I have decided to dedicate a post on Thursday to therapy, and offer you the many tips I have learned on the couch. They will be a good reminder for me, as well, of something small I can concentrate on. Many of them are published in my book, “The Pocket Therapist: An Emotional Survival Kit.“
My therapist keeps a large bowl of tootsie rolls on the table between my couch and her chair. I usually treat myself to two or three on the way out, because sometimes our sessions feel like I’ve just climbed Mt. Everest, or at least burned off 600 calories.

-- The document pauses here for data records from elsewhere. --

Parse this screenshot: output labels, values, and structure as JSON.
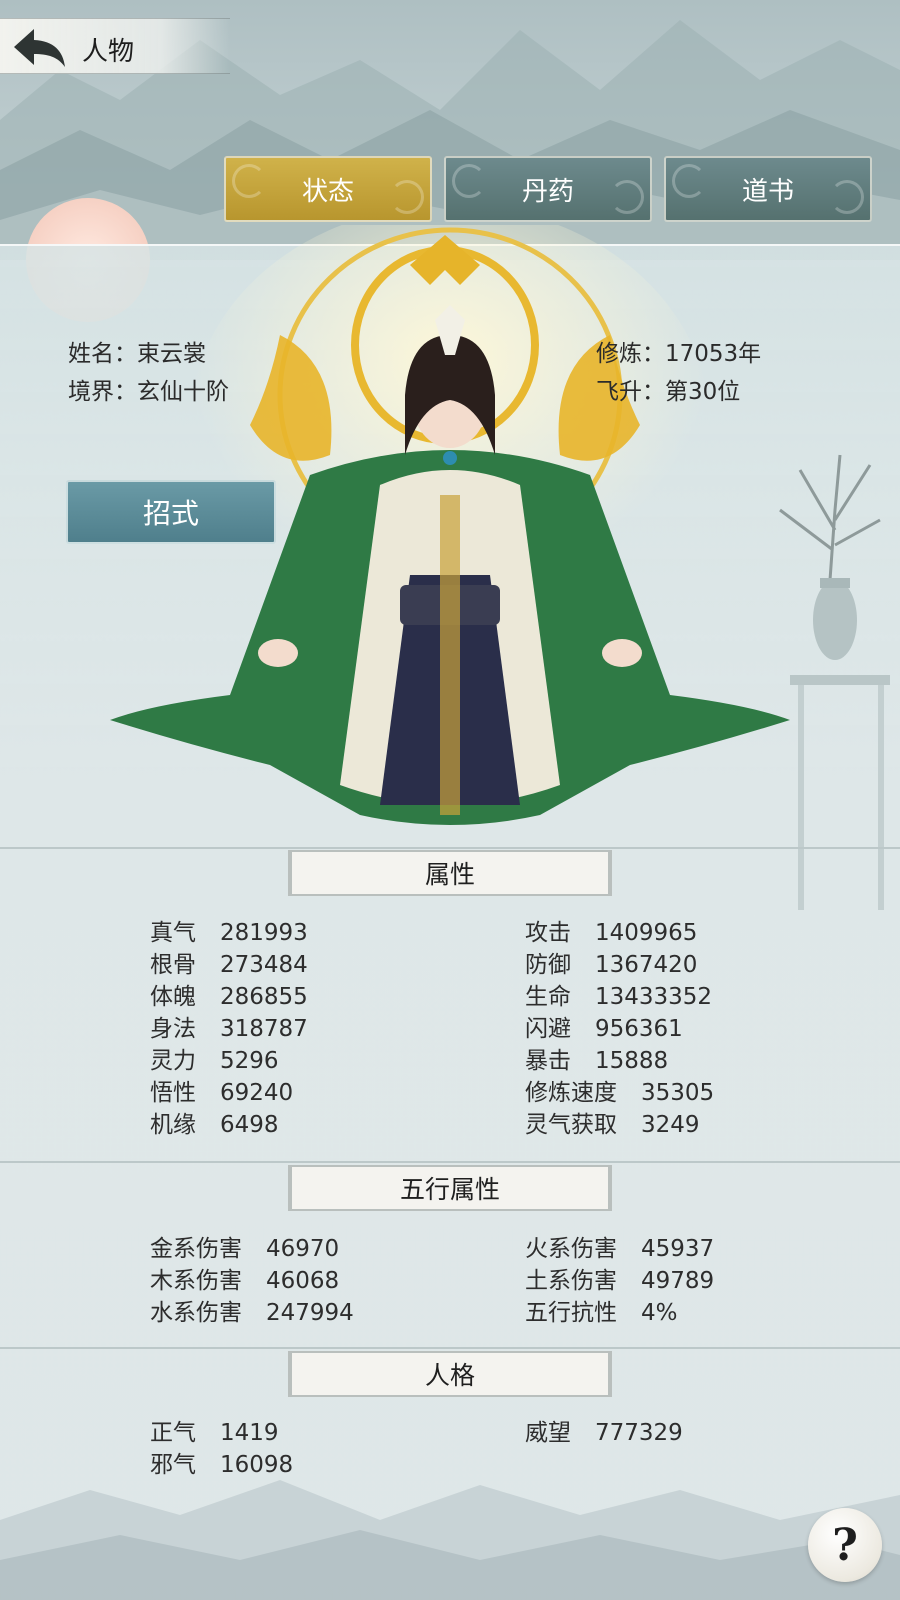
{
  "header": {
    "title": "人物"
  },
  "tabs": [
    {
      "label": "状态",
      "active": true
    },
    {
      "label": "丹药",
      "active": false
    },
    {
      "label": "道书",
      "active": false
    }
  ],
  "profile": {
    "name_label": "姓名：",
    "name_value": "束云裳",
    "realm_label": "境界：",
    "realm_value": "玄仙十阶",
    "cultivation_label": "修炼：",
    "cultivation_value": "17053年",
    "ascension_label": "飞升：",
    "ascension_value": "第30位"
  },
  "skill_button": "招式",
  "attributes": {
    "title": "属性",
    "left": [
      {
        "label": "真气",
        "value": "281993"
      },
      {
        "label": "根骨",
        "value": "273484"
      },
      {
        "label": "体魄",
        "value": "286855"
      },
      {
        "label": "身法",
        "value": "318787"
      },
      {
        "label": "灵力",
        "value": "5296"
      },
      {
        "label": "悟性",
        "value": "69240"
      },
      {
        "label": "机缘",
        "value": "6498"
      }
    ],
    "right": [
      {
        "label": "攻击",
        "value": "1409965"
      },
      {
        "label": "防御",
        "value": "1367420"
      },
      {
        "label": "生命",
        "value": "13433352"
      },
      {
        "label": "闪避",
        "value": "956361"
      },
      {
        "label": "暴击",
        "value": "15888"
      },
      {
        "label": "修炼速度",
        "value": "35305"
      },
      {
        "label": "灵气获取",
        "value": "3249"
      }
    ]
  },
  "elements": {
    "title": "五行属性",
    "left": [
      {
        "label": "金系伤害",
        "value": "46970"
      },
      {
        "label": "木系伤害",
        "value": "46068"
      },
      {
        "label": "水系伤害",
        "value": "247994"
      }
    ],
    "right": [
      {
        "label": "火系伤害",
        "value": "45937"
      },
      {
        "label": "土系伤害",
        "value": "49789"
      },
      {
        "label": "五行抗性",
        "value": "4%"
      }
    ]
  },
  "personality": {
    "title": "人格",
    "left": [
      {
        "label": "正气",
        "value": "1419"
      },
      {
        "label": "邪气",
        "value": "16098"
      }
    ],
    "right": [
      {
        "label": "威望",
        "value": "777329"
      }
    ]
  },
  "help_button": "?"
}
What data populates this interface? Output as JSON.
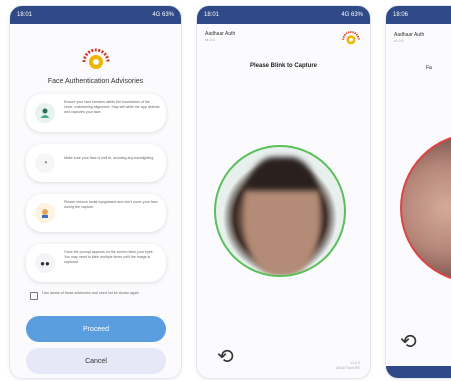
{
  "screen1": {
    "status_time": "18:01",
    "status_right": "4G 63%",
    "title": "Face Authentication Advisories",
    "advisories": [
      {
        "icon": "person-icon",
        "text": "Ensure your face remains within the boundaries of the circle, maintaining alignment. Stay still while the app detects and captures your face."
      },
      {
        "icon": "lighting-icon",
        "text": "Make sure your face is well-lit, avoiding any backlighting."
      },
      {
        "icon": "accessories-icon",
        "text": "Please remove facial eyeglasses and don't cover your face during the capture."
      },
      {
        "icon": "eyes-icon",
        "text": "Once the prompt appears on the screen blink your eyes. You may need to blink multiple times until the image is captured."
      }
    ],
    "checkbox_label": "I am aware of these advisories and need not be shown again",
    "proceed": "Proceed",
    "cancel": "Cancel"
  },
  "screen2": {
    "status_time": "18:01",
    "status_right": "4G 63%",
    "app_title": "Aadhaar Auth",
    "app_sub": "v1.0.0",
    "capture_title": "Please Blink to Capture",
    "version_line1": "v1.0.0",
    "version_line2": "UIDAI Face RD"
  },
  "screen3": {
    "status_time": "18:06",
    "app_title": "Aadhaar Auth",
    "app_sub": "v1.0.0",
    "capture_title": "Fa"
  },
  "colors": {
    "status_bar": "#2f4a86",
    "proceed": "#5b9ee0",
    "match_ring": "#5bbf5a",
    "fail_ring": "#d44444"
  }
}
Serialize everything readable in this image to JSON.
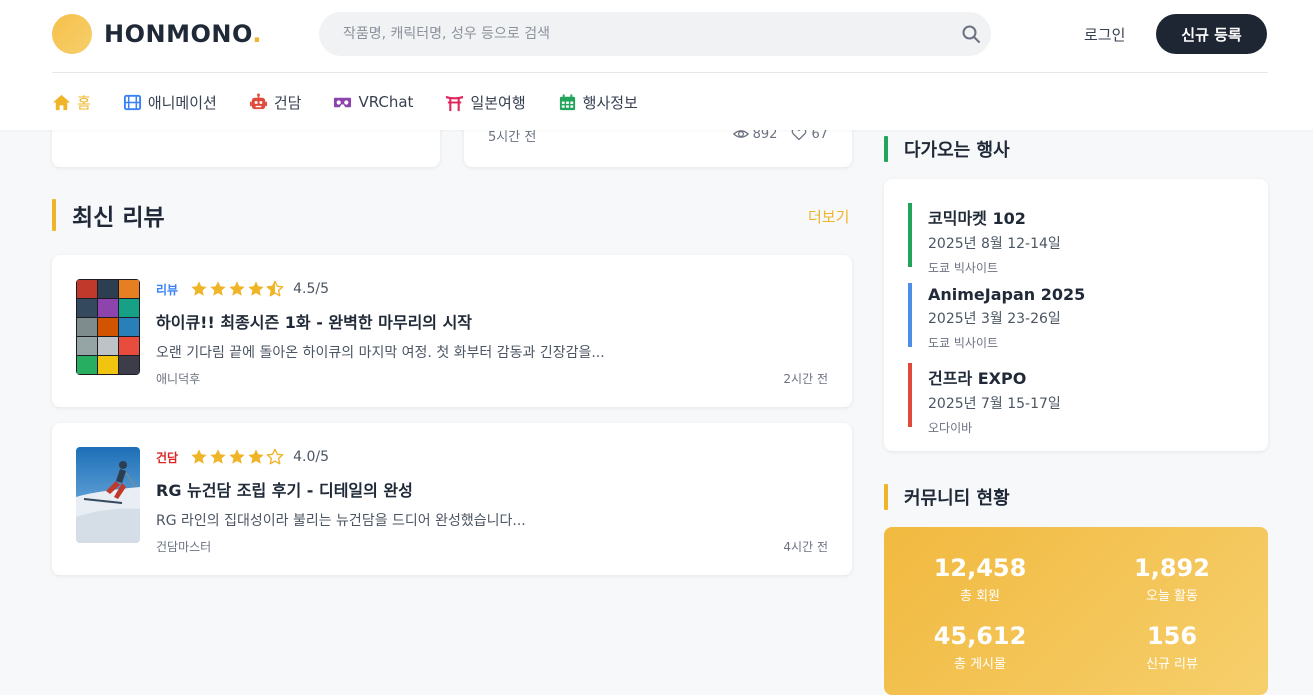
{
  "header": {
    "logo_text": "HONMONO",
    "logo_dot": ".",
    "search_placeholder": "작품명, 캐릭터명, 성우 등으로 검색",
    "login_label": "로그인",
    "signup_label": "신규 등록",
    "accent_color": "#f0b429",
    "dark_button_color": "#1e2533"
  },
  "nav": {
    "items": [
      {
        "label": "홈",
        "icon": "home-icon",
        "active": true
      },
      {
        "label": "애니메이션",
        "icon": "film-icon"
      },
      {
        "label": "건담",
        "icon": "robot-icon"
      },
      {
        "label": "VRChat",
        "icon": "vr-goggles-icon"
      },
      {
        "label": "일본여행",
        "icon": "torii-gate-icon"
      },
      {
        "label": "행사정보",
        "icon": "calendar-icon"
      }
    ]
  },
  "top_cards": {
    "right": {
      "time": "5시간 전",
      "views": "892",
      "likes": "67"
    }
  },
  "latest_reviews": {
    "title": "최신 리뷰",
    "more_label": "더보기",
    "items": [
      {
        "category": "리뷰",
        "category_color": "#3b82f6",
        "rating": 4.5,
        "score": "4.5/5",
        "title": "하이큐!! 최종시즌 1화 - 완벽한 마무리의 시작",
        "excerpt": "오랜 기다림 끝에 돌아온 하이큐의 마지막 여정. 첫 화부터 감동과 긴장감을...",
        "author": "애니덕후",
        "time": "2시간 전"
      },
      {
        "category": "건담",
        "category_color": "#dc2626",
        "rating": 4.0,
        "score": "4.0/5",
        "title": "RG 뉴건담 조립 후기 - 디테일의 완성",
        "excerpt": "RG 라인의 집대성이라 불리는 뉴건담을 드디어 완성했습니다...",
        "author": "건담마스터",
        "time": "4시간 전"
      }
    ]
  },
  "events": {
    "title": "다가오는 행사",
    "items": [
      {
        "name": "코믹마켓 102",
        "date": "2025년 8월 12-14일",
        "place": "도쿄 빅사이트",
        "color": "#22a55b"
      },
      {
        "name": "AnimeJapan 2025",
        "date": "2025년 3월 23-26일",
        "place": "도쿄 빅사이트",
        "color": "#4a8ee6"
      },
      {
        "name": "건프라 EXPO",
        "date": "2025년 7월 15-17일",
        "place": "오다이바",
        "color": "#e04a3a"
      }
    ]
  },
  "community": {
    "title": "커뮤니티 현황",
    "stats": [
      {
        "value": "12,458",
        "label": "총 회원"
      },
      {
        "value": "1,892",
        "label": "오늘 활동"
      },
      {
        "value": "45,612",
        "label": "총 게시물"
      },
      {
        "value": "156",
        "label": "신규 리뷰"
      }
    ]
  }
}
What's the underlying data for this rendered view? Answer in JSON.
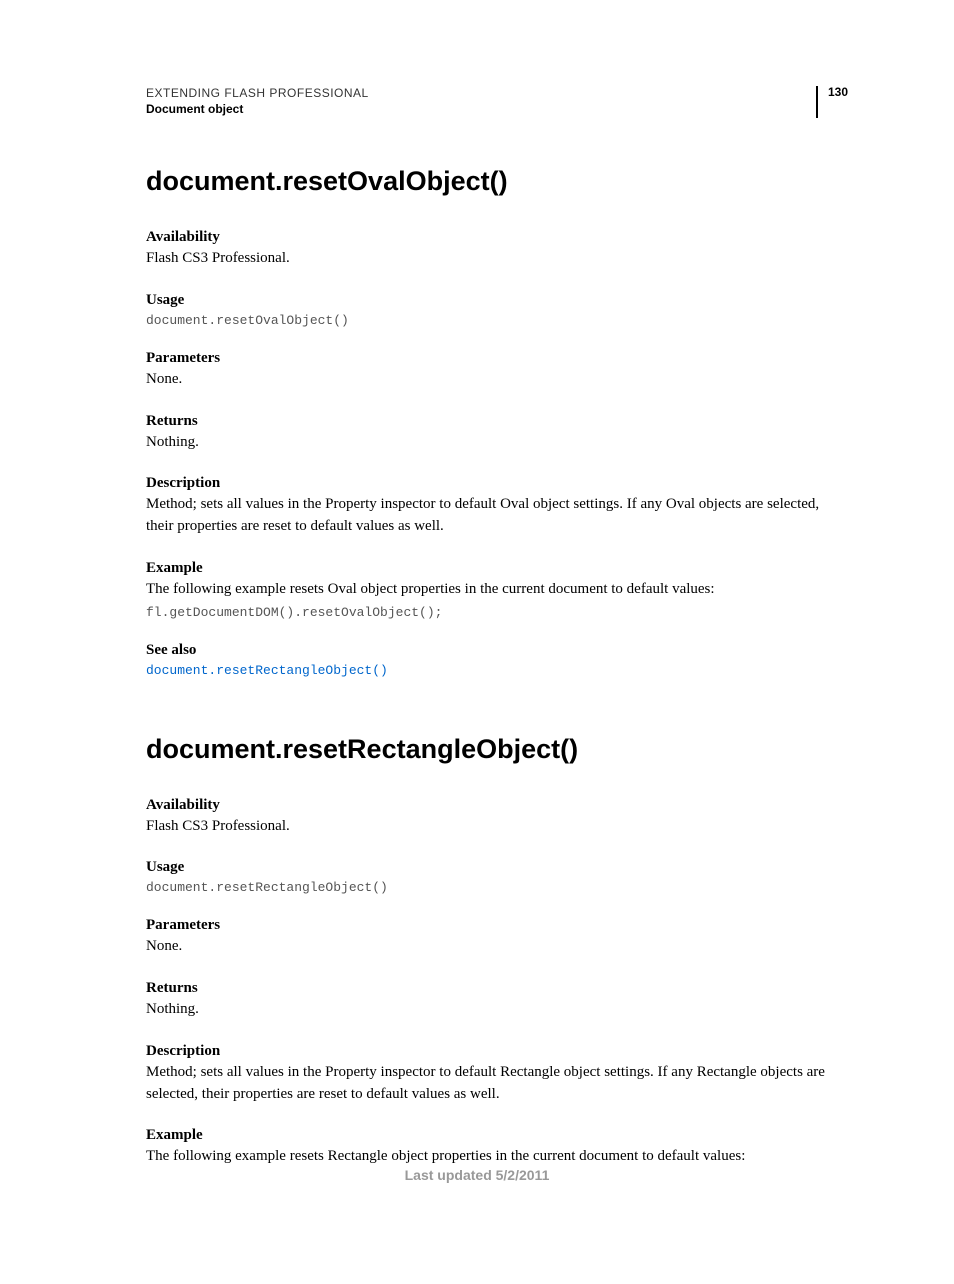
{
  "header": {
    "title": "EXTENDING FLASH PROFESSIONAL",
    "subtitle": "Document object",
    "page_number": "130"
  },
  "entries": [
    {
      "heading": "document.resetOvalObject()",
      "availability_label": "Availability",
      "availability_text": "Flash CS3 Professional.",
      "usage_label": "Usage",
      "usage_code": "document.resetOvalObject()",
      "parameters_label": "Parameters",
      "parameters_text": "None.",
      "returns_label": "Returns",
      "returns_text": "Nothing.",
      "description_label": "Description",
      "description_text": "Method; sets all values in the Property inspector to default Oval object settings. If any Oval objects are selected, their properties are reset to default values as well.",
      "example_label": "Example",
      "example_text": "The following example resets Oval object properties in the current document to default values:",
      "example_code": "fl.getDocumentDOM().resetOvalObject();",
      "seealso_label": "See also",
      "seealso_link": "document.resetRectangleObject()"
    },
    {
      "heading": "document.resetRectangleObject()",
      "availability_label": "Availability",
      "availability_text": "Flash CS3 Professional.",
      "usage_label": "Usage",
      "usage_code": "document.resetRectangleObject()",
      "parameters_label": "Parameters",
      "parameters_text": "None.",
      "returns_label": "Returns",
      "returns_text": "Nothing.",
      "description_label": "Description",
      "description_text": "Method; sets all values in the Property inspector to default Rectangle object settings. If any Rectangle objects are selected, their properties are reset to default values as well.",
      "example_label": "Example",
      "example_text": "The following example resets Rectangle object properties in the current document to default values:"
    }
  ],
  "footer": {
    "last_updated": "Last updated 5/2/2011"
  }
}
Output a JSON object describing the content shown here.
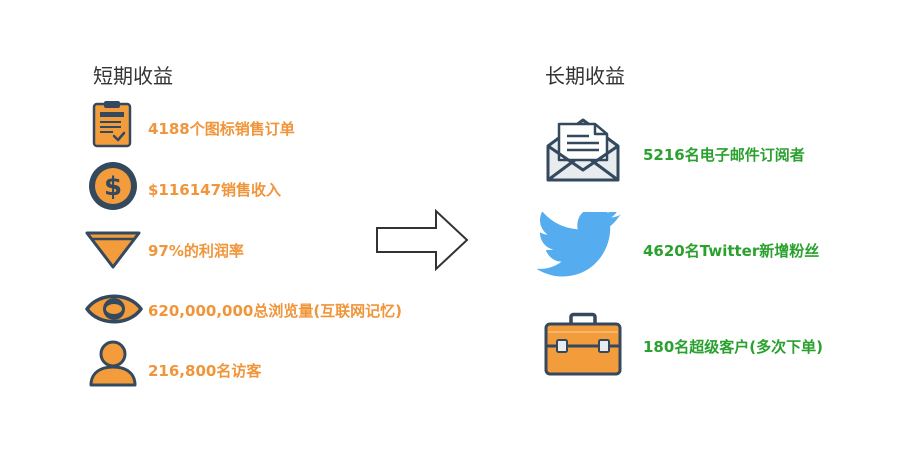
{
  "short_term": {
    "heading": "短期收益",
    "items": [
      {
        "icon": "clipboard-icon",
        "text": "4188个图标销售订单"
      },
      {
        "icon": "dollar-coin-icon",
        "text": "$116147销售收入"
      },
      {
        "icon": "triangle-icon",
        "text": "97%的利润率"
      },
      {
        "icon": "eye-icon",
        "text": "620,000,000总浏览量(互联网记忆)"
      },
      {
        "icon": "user-icon",
        "text": "216,800名访客"
      }
    ]
  },
  "long_term": {
    "heading": "长期收益",
    "items": [
      {
        "icon": "envelope-icon",
        "text": "5216名电子邮件订阅者"
      },
      {
        "icon": "twitter-bird-icon",
        "text": "4620名Twitter新增粉丝"
      },
      {
        "icon": "briefcase-icon",
        "text": "180名超级客户(多次下单)"
      }
    ]
  },
  "colors": {
    "short_text": "#f0953a",
    "long_text": "#2aa12e",
    "icon_orange": "#f39c3c",
    "twitter_blue": "#55acee",
    "outline": "#34495e"
  }
}
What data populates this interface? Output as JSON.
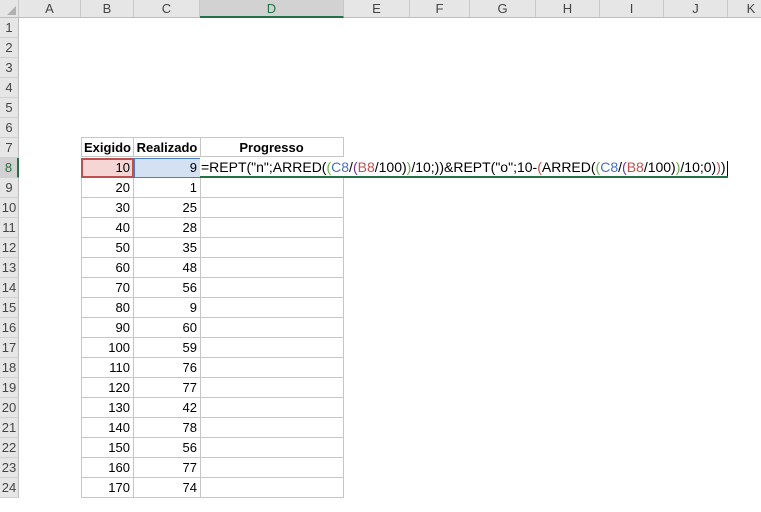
{
  "columns": [
    "A",
    "B",
    "C",
    "D",
    "E",
    "F",
    "G",
    "H",
    "I",
    "J",
    "K"
  ],
  "rows": [
    1,
    2,
    3,
    4,
    5,
    6,
    7,
    8,
    9,
    10,
    11,
    12,
    13,
    14,
    15,
    16,
    17,
    18,
    19,
    20,
    21,
    22,
    23,
    24
  ],
  "active_column": "D",
  "active_row": 8,
  "table": {
    "headers": {
      "exigido": "Exigido",
      "realizado": "Realizado",
      "progresso": "Progresso"
    },
    "rows": [
      {
        "row": 8,
        "exigido": "10",
        "realizado": "9"
      },
      {
        "row": 9,
        "exigido": "20",
        "realizado": "1"
      },
      {
        "row": 10,
        "exigido": "30",
        "realizado": "25"
      },
      {
        "row": 11,
        "exigido": "40",
        "realizado": "28"
      },
      {
        "row": 12,
        "exigido": "50",
        "realizado": "35"
      },
      {
        "row": 13,
        "exigido": "60",
        "realizado": "48"
      },
      {
        "row": 14,
        "exigido": "70",
        "realizado": "56"
      },
      {
        "row": 15,
        "exigido": "80",
        "realizado": "9"
      },
      {
        "row": 17,
        "exigido": "100",
        "realizado": "59"
      },
      {
        "row": 16,
        "exigido": "90",
        "realizado": "60"
      },
      {
        "row": 18,
        "exigido": "110",
        "realizado": "76"
      },
      {
        "row": 19,
        "exigido": "120",
        "realizado": "77"
      },
      {
        "row": 20,
        "exigido": "130",
        "realizado": "42"
      },
      {
        "row": 21,
        "exigido": "140",
        "realizado": "78"
      },
      {
        "row": 22,
        "exigido": "150",
        "realizado": "56"
      },
      {
        "row": 23,
        "exigido": "160",
        "realizado": "77"
      },
      {
        "row": 24,
        "exigido": "170",
        "realizado": "74"
      }
    ]
  },
  "formula": {
    "tokens": [
      {
        "t": "=REPT(\"n\";ARRED(",
        "c": "black"
      },
      {
        "t": "(",
        "c": "green"
      },
      {
        "t": "C8",
        "c": "blue"
      },
      {
        "t": "/",
        "c": "black"
      },
      {
        "t": "(",
        "c": "purple"
      },
      {
        "t": "B8",
        "c": "red"
      },
      {
        "t": "/100)",
        "c": "black"
      },
      {
        "t": ")",
        "c": "green"
      },
      {
        "t": "/10;))&REPT(\"o\";10-",
        "c": "black"
      },
      {
        "t": "(",
        "c": "red"
      },
      {
        "t": "ARRED(",
        "c": "black"
      },
      {
        "t": "(",
        "c": "green"
      },
      {
        "t": "C8",
        "c": "blue"
      },
      {
        "t": "/",
        "c": "black"
      },
      {
        "t": "(",
        "c": "purple"
      },
      {
        "t": "B8",
        "c": "red"
      },
      {
        "t": "/100)",
        "c": "black"
      },
      {
        "t": ")",
        "c": "green"
      },
      {
        "t": "/10;0)",
        "c": "black"
      },
      {
        "t": ")",
        "c": "red"
      },
      {
        "t": ")",
        "c": "black"
      }
    ]
  },
  "colors": {
    "accent": "#217346",
    "ref_b": "#c0504d",
    "ref_c": "#4472c4"
  }
}
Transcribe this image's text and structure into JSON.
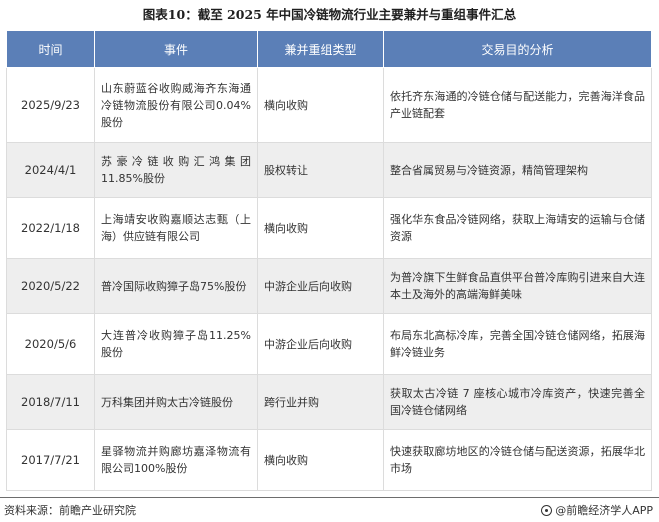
{
  "title": "图表10：截至 2025 年中国冷链物流行业主要兼并与重组事件汇总",
  "table": {
    "headers": [
      "时间",
      "事件",
      "兼并重组类型",
      "交易目的分析"
    ],
    "rows": [
      {
        "date": "2025/9/23",
        "event": "山东蔚蓝谷收购威海齐东海通冷链物流股份有限公司0.04%股份",
        "type": "横向收购",
        "purpose": "依托齐东海通的冷链仓储与配送能力，完善海洋食品产业链配套"
      },
      {
        "date": "2024/4/1",
        "event": "苏豪冷链收购汇鸿集团11.85%股份",
        "type": "股权转让",
        "purpose": "整合省属贸易与冷链资源，精简管理架构"
      },
      {
        "date": "2022/1/18",
        "event": "上海靖安收购嘉顺达志甄（上海）供应链有限公司",
        "type": "横向收购",
        "purpose": "强化华东食品冷链网络，获取上海靖安的运输与仓储资源"
      },
      {
        "date": "2020/5/22",
        "event": "普冷国际收购獐子岛75%股份",
        "type": "中游企业后向收购",
        "purpose": "为普冷旗下生鲜食品直供平台普冷库购引进来自大连本土及海外的高端海鲜美味"
      },
      {
        "date": "2020/5/6",
        "event": "大连普冷收购獐子岛11.25%股份",
        "type": "中游企业后向收购",
        "purpose": "布局东北高标冷库，完善全国冷链仓储网络，拓展海鲜冷链业务"
      },
      {
        "date": "2018/7/11",
        "event": "万科集团并购太古冷链股份",
        "type": "跨行业并购",
        "purpose": "获取太古冷链 7 座核心城市冷库资产，快速完善全国冷链仓储网络"
      },
      {
        "date": "2017/7/21",
        "event": "星驿物流并购廊坊嘉泽物流有限公司100%股份",
        "type": "横向收购",
        "purpose": "快速获取廊坊地区的冷链仓储与配送资源，拓展华北市场"
      }
    ]
  },
  "footer": {
    "source": "资料来源：前瞻产业研究院",
    "brand": "@前瞻经济学人APP",
    "brand_icon": "circle-logo-icon"
  },
  "colors": {
    "header_bg": "#5b7fb7",
    "row_alt_bg": "#eeeeee",
    "border": "#dcdcdc"
  }
}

“You must really like tootsie rolls,” I said to her the other day upon leaving.
“No, I don’t,” she responded, “that’s why I buy them. Now if I bought Reese’s cups, I’d be in trouble.”
I always knew she was smart, my therapist, but that logic put her up there with Albert Einstein and Thomas Edison.
For me, buying tootsie rolls means avoiding people, places, and things that will trigger my competitiveness and manic streak … especially workaholics and overachievers. Because I will try to keep up with them, even as I’m out of breath.
Then I crash. My family has to pick up the pieces, which puts me in the doghouse. And too many nights in the doghouse leads to depression and anxiety.
For that reason, I don’t open an important file that is sent to me every Monday morning containing my blog traffic numbers, which of my posts were most popular, which sites are linking to me, and which key terms generate the most traffic. I’m sure it’s all interesting stuff, but I can’t go there … it’s a big Reece’s cup.